This paper makes a clear case for how contestability - the credible threat of competition - can drive improvements in public service delivery.
For author Gary Sturgess, the NSW Premier's ANZSOG Chair of Public Service Delivery, the term 'contestability' has been used to mean a variety of different things: "In many cases, the word has been used as a synonym for ‘competition’ or ‘competitiveness’, and in some cases as a soft alternative to ‘outsourcing’, but the concept is much richer than that."
True contestability is more like robust performance benchmarking, with providers (who may come from any sector) held accountable for the service outcomes they have agreed to deliver. Crucially, the final consequence for failing to deliver these outcomes within the defined timeframe and budget must be the replacement of the service provider and/or its management team.
This has several implications for the design of a contestable public service system, including (but not limited) to: the availability of alternative management teams to make the threat of competition credible; rigorous performance benchmarking; realistic budgets; and discrete front-line delivery units allowing performance to be compared with other similar units.

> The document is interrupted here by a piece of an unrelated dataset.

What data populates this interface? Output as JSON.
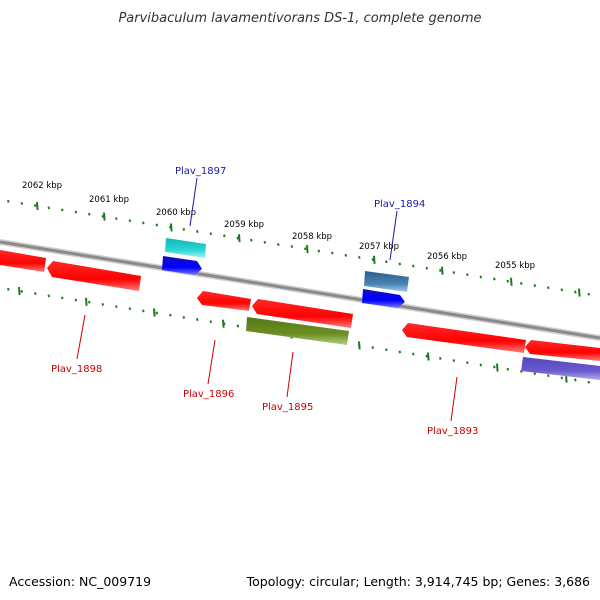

After charting the history of contestability as a concept in public services, Gary unpacks each of these design implications in turn, using mini case studies to show where contestability has succeeded and failed across a range of public service activities.
This resource should be useful to both practitioners and academics considering how best to make use of competition (or at least the threat of competition) to improve public services.
Sturgess, G. (2015) Contestability in public services: An alternative to outsourcing. Melbourne: ANZSOG.